Rotation round a plane is exactly analogous to rotation round an axis in three dimensions. If we want a rod to turn round, the ends must be free; so if we want a disk of matter to turn round its central plane by a four-dimensional turning, all the contour must be free. The whole contour corresponds to the ends of the rod. Each point of the contour can be looked on as the extremity of an axis in the body, round each point of which there is a rotation of the matter in the disk.
If the one end of a rod be clamped, we can twist the rod, but not turn it round; so if any part of the contour of a disk is clamped we can impart a twist to the disk, but not turn it round its central plane. In the case of extensible materials a long, thin rod will twist round its axis, even when the axis is curved, as, for instance, in the case of a ring of India rubber.
In an analogous manner, in four dimensions we can have rotation round a curved plane, if I may use the expression. A sphere can be turned inside out in four dimensions.
Fig. 11 (139).
Let [fig. 11] represent a spherical surface, on each side of which a layer of matter exists. The thickness of the matter is represented by the rods CD and EF, extending equally without and within.

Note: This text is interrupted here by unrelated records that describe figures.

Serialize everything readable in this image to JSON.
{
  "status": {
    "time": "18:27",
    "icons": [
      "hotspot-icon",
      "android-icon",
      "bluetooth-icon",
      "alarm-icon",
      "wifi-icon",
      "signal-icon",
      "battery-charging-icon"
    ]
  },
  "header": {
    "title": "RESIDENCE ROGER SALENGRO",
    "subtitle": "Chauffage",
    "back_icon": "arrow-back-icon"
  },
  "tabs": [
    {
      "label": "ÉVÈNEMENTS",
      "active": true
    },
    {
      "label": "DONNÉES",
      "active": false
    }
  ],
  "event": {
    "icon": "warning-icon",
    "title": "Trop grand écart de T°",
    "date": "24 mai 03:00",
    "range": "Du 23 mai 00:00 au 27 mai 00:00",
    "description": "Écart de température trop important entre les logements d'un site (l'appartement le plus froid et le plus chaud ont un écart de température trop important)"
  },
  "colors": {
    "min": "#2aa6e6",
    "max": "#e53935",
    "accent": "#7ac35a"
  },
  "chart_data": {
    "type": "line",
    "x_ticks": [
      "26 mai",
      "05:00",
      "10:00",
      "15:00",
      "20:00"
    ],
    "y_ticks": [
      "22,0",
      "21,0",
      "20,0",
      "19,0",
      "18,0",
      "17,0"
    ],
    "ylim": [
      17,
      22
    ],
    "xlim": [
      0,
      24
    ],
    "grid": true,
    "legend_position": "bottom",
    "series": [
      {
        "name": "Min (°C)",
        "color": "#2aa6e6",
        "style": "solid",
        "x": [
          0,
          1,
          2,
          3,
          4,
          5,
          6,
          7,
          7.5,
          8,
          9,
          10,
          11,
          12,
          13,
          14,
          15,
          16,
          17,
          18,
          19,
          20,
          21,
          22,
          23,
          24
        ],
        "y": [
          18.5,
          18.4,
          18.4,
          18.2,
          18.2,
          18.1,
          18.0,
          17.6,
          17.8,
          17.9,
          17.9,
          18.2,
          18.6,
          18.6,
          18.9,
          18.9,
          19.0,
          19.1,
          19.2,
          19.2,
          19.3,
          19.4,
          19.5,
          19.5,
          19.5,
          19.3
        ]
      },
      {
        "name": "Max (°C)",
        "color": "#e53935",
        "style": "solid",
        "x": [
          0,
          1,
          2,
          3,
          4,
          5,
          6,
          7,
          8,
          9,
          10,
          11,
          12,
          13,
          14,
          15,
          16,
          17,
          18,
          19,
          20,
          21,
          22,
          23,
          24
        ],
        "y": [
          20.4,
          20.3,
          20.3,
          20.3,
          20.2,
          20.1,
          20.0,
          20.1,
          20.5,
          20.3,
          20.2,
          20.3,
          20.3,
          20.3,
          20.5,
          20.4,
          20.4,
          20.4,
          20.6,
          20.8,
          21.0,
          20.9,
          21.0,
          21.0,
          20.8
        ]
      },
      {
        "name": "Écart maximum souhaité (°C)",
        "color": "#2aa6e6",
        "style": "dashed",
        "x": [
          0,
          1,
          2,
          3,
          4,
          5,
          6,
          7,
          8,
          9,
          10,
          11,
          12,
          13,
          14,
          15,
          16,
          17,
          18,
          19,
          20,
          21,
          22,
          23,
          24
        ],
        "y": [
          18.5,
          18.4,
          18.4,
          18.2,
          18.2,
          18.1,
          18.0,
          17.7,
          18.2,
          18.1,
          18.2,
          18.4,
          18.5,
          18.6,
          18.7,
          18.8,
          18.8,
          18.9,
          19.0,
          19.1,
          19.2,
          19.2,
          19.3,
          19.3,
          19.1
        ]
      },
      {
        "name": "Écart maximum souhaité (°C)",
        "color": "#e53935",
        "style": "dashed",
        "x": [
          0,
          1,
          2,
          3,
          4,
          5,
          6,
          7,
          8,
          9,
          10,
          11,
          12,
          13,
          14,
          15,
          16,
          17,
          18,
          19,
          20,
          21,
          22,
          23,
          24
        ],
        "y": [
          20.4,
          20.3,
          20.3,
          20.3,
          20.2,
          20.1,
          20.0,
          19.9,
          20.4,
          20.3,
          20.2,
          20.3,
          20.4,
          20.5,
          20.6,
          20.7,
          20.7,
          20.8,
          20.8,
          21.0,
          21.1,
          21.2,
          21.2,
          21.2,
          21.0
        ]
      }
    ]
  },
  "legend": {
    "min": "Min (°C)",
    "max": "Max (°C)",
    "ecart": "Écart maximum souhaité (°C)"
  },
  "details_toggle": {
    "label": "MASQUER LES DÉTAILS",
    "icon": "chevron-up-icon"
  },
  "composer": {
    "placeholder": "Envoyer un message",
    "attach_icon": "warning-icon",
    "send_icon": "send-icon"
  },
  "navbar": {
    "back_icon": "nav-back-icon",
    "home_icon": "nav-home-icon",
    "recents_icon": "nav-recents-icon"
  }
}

Now, take the section of the sphere by the yz plane we have a circle—[fig. 12]. Now, let the w axis be drawn in place of the x axis so that we have the space of yzw represented. In this space all that there will be seen of the sphere is the circle drawn.
Fig. 12 (140).
Here we see that there is no obstacle to prevent the rods turning round. If the matter is so elastic that it will give enough for the particles at E and C to be separated as they are at F and D, they can rotate round to the position D and F, and a similar motion is possible for all other particles. There is no matter or obstacle to prevent them from moving out in the w direction, and then on round the circumference as an axis. Now, what will hold for one section will hold for all, as the fourth dimension is at right angles to all the sections which can be made of the sphere.